Spokesperson for Parliament Moloto Mothapo said yesterday there was nothing legally stopping them from going ahead with the process.

He said once the deadline of Wednesday, to submit the names of people to sit on the panel was met, Modise would embark on a process of appointing fit and proper persons to serve on the panel.

“With regard to the papers (filed by Mkhwebane), Parliament will oppose the application in defence of the powers of Parliament and holding Chapter 9 institutions accountable,” said Mothapo.

The DA, IFP, Cope and African Christian Democratic Party also backed the Speaker to go ahead with the process.

DA chief whip Natasha Mazzone said the process followed by Parliament was lawful and constitutional.

ACDP MP Steve Swart said the process to remove Mkhwebane would go ahead and they support Modise in the matter.

“We are saying there is nothing to prevent the speaker from continuing with the process. We believe the rules are lawful and constitutional. There is nothing in law that prevents the speaker from continuing,” he said.

The IFP’s Mkhuleko Hlengwa said the party expected the process to go ahead despite the court action by Mkhwebane.

“We have always said the public protector must subject herself to due process. Where we fundamentally differ with the public protector is when the protector questions the role of Parliament,” said Hlengwa.

He said if Parliament was good enough to appoint Mkhwebane, it was also good enough to hold her accountable.

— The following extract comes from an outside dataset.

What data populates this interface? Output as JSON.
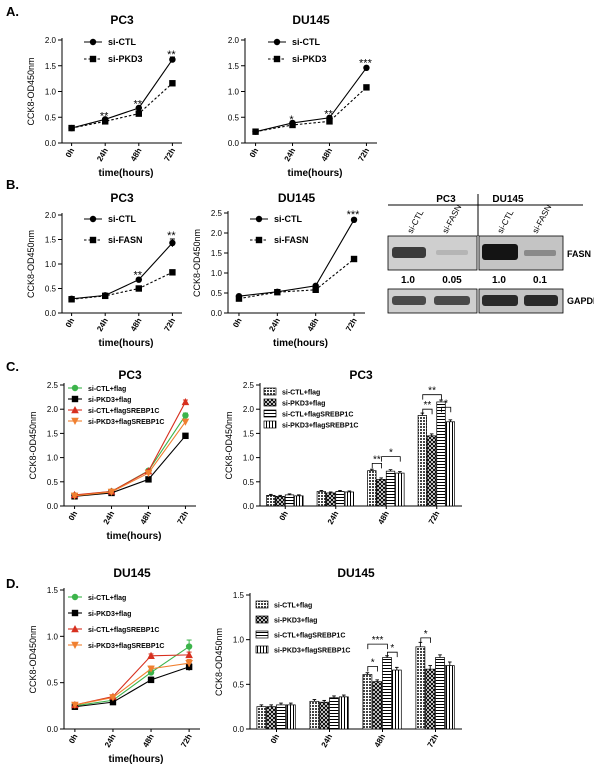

He said since Mkhwebane had cited all the parties in her court application, the IFP was likely to oppose her application.

“If she believes she has done nothing wrong, she has nothing to worry about. We, as the IFP are engaged in this process objectively.”

Mkhwebane launched her court bid this week after she questioned the process to remove her. She said it was unconstitutional and unlawful.

Mothapo would not say when they would file their papers against Mkhwebane. But Parliament would not be deterred and the process would go ahead as planned.